There are many many ways to evaluate any ruby code at runtime. Let’s look at them.

eval

The most basic and well-known in other dynamic languages method. Receives a string and run it as a Ruby code.

txt = 'hello'
eval "puts '#{txt}'"  #=> hello

Optionally you can pass a context which eval operates on with binding.

def get_binding
  binding
end

class Klass
  def initialize
    @var = 42
  end

  def self.class_func
    11
  end

  def get_binding
    binding
  end
end

puts self                                 #=> main
puts eval('self', get_binding)            #=> main
puts eval('self', Klass.new.get_binding)  #=> #<Klass:0x007f77d1161728>
puts eval('@var', Klass.new.get_binding)  #=> 42

Binding allows you to capture current execution context. For example, it’s used by closures.

instance_eval

Allows you to operate on object with self set to this object. It also can accept block instead of string to evaluate it. Somewhat similar to eval with binding.

# self is also passed as a block argument
Klass.new.instance_eval do |obj|
  puts @var             #=> 42
  puts self             #=> #<Klass:0x007f0c71f4d7e0>
  puts obj == self      #=> true
end

# Class itself in an instance of class `Class`
Klass.instance_eval do |obj|
  puts class_func       #=> 11
  puts self             #=> Klass
  puts obj == self      #=> true
end

# works with string too
Klass.new.instance_eval "puts @var" #=> 42

instance_exec

Similar to instance_eval, but also allows you to pass an argument to a block.

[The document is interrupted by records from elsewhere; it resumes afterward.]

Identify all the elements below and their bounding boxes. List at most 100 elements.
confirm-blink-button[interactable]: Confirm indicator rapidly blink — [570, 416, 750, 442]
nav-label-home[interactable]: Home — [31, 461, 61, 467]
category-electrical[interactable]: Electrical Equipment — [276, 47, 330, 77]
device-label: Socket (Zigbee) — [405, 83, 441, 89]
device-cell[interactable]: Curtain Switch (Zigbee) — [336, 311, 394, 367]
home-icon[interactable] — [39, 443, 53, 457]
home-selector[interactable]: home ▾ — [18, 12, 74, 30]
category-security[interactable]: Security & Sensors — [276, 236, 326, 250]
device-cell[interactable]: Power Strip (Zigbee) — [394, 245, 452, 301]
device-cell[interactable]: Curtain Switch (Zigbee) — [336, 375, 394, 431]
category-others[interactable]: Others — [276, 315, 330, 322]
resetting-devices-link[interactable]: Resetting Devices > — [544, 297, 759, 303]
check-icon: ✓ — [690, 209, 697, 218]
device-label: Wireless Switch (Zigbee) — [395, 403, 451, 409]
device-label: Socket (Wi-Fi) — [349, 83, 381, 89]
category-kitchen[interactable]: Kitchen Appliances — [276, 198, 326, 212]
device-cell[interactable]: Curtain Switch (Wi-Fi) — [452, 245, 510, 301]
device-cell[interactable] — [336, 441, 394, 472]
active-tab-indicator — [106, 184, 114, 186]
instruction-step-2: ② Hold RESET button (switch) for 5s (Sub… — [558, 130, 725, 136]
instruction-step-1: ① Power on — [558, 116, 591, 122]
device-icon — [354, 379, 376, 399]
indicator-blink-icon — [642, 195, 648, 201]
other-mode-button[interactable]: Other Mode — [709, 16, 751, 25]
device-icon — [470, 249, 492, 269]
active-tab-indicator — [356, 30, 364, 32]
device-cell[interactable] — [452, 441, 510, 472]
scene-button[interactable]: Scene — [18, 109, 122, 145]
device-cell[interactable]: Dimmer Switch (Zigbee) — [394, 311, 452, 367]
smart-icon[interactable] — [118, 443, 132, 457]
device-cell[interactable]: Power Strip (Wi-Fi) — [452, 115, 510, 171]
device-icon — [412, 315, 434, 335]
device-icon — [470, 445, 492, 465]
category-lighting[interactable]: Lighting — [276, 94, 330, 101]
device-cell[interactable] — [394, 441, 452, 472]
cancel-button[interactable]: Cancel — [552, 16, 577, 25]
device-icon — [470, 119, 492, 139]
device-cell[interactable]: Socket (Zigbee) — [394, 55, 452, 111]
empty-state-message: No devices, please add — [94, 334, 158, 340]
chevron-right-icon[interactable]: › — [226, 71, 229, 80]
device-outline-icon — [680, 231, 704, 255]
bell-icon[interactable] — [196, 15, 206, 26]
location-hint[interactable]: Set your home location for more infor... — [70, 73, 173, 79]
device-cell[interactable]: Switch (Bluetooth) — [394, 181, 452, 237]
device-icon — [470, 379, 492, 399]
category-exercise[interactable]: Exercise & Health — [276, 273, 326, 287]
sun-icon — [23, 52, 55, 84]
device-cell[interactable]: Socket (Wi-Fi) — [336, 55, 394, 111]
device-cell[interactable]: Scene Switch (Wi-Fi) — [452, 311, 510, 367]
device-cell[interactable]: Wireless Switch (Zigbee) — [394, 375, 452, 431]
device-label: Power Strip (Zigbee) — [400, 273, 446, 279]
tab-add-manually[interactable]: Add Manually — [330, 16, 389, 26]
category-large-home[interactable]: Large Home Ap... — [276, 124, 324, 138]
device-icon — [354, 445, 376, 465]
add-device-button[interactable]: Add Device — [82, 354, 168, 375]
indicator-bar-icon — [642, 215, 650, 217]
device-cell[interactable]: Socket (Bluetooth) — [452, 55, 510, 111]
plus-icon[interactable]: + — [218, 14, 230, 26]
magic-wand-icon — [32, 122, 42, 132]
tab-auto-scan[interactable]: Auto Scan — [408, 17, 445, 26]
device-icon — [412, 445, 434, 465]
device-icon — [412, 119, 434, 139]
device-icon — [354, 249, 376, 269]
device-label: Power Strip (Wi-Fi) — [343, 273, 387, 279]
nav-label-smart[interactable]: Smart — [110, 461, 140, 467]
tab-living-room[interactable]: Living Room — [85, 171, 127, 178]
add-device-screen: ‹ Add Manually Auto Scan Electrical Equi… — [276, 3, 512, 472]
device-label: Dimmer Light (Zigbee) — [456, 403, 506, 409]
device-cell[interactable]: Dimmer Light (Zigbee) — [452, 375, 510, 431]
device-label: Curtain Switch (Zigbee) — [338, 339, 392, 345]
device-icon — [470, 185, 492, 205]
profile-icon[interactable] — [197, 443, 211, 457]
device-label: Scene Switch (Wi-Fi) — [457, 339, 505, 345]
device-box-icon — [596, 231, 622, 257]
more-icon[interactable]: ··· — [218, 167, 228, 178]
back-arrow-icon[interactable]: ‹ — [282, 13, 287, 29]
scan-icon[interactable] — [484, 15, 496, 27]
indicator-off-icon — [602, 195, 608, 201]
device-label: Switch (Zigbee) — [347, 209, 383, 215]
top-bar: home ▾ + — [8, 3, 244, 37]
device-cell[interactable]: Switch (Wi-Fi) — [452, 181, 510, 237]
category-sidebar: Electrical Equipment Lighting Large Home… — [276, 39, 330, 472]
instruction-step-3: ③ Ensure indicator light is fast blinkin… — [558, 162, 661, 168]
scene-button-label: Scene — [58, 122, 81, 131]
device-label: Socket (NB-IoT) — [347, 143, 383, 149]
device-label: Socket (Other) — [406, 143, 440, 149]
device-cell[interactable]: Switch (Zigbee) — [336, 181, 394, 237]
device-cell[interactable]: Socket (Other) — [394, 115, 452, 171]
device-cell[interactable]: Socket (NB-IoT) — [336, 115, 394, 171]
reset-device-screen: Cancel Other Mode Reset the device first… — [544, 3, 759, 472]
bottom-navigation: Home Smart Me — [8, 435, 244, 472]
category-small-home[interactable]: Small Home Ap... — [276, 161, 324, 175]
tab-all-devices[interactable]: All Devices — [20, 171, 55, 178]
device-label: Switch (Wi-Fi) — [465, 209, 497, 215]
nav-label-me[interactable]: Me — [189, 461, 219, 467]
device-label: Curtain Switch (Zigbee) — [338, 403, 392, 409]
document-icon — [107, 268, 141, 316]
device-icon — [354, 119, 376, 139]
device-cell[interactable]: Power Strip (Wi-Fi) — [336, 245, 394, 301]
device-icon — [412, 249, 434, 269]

# instance_exec can pass an argument(s)
Klass.new.instance_exec(1, 2) do |obj1, obj2|
  puts @var             #=> 42
  puts self             #=> #<Klass:0x007f1136e57060>
  puts obj1             #=> 1
  puts obj2             #=> 2
end

# for example, you can define methods dynamically with instance_exec
instance = Klass.new
instance.instance_exec(3) do |obj|
  @_obj = obj
  def new_func
    @_obj
  end
end
puts instance.new_func  #=> 3 (or nil if no arguments passed to instance_exec)

# works only with block
Klass.new.instance_exec "puts 'hello'" #=> no block given (LocalJumpError)

class_eval

Similar to instance_eval, but operates on object itself. Available only on Module (Class).

Klass.class_eval do |obj|
  puts obj                  #=> Klass
  def another_func
    14
  end
end
puts Klass.new.another_func #=> 14

class_exec

Like instance_exec but for class_eval. Allows you to pass an argument to a block.

Klass.class_exec(1) do |obj|
  puts obj                  #=> 1 (or nil if no arguments passed to class_exec)
  def yet_another_func
    18
  end
end
puts Klass.new.yet_another_func #=> 18

# because class_{exec,eval} opens `Klass` itlelf any @variables are class instance variables (like instance_exec on a class)
# but any methods defined are instance methods
Klass.class_exec(1) do |obj|
  @_obj = obj
  puts @_obj                    #=> 1
  def yet_another_func1
    @_obj
  end
end
puts Klass.new.yet_another_func1 #=> nil
puts Klass.instance_variables    #=> @_obj

module_eval

Same as class_eval.

module_exec

Same as class_exec.

Conclusion

eval is the most basic and well-known method. You can evaluate any Ruby code with it. But if you’re using rubocop it will yell at eval as a security issue. True, if you run eval against user-provided string it can be exploited like SQL-injection.

Other methods are a little bit safer since they accept block, not a string (don’t use strings with {instance,class,module}_eval).

obj.instance_{eval,exec} operate on singleton class of an obj.

obj.{class,module}_{exec,eval} operate on obj itself and available only on Module (Class).

{instance,module,class}_exec allows you to pass an argument to eval’d block while {instance,module,class}_eval don’t.

{instance,module,class}_eval can also accept string (just like regular eval).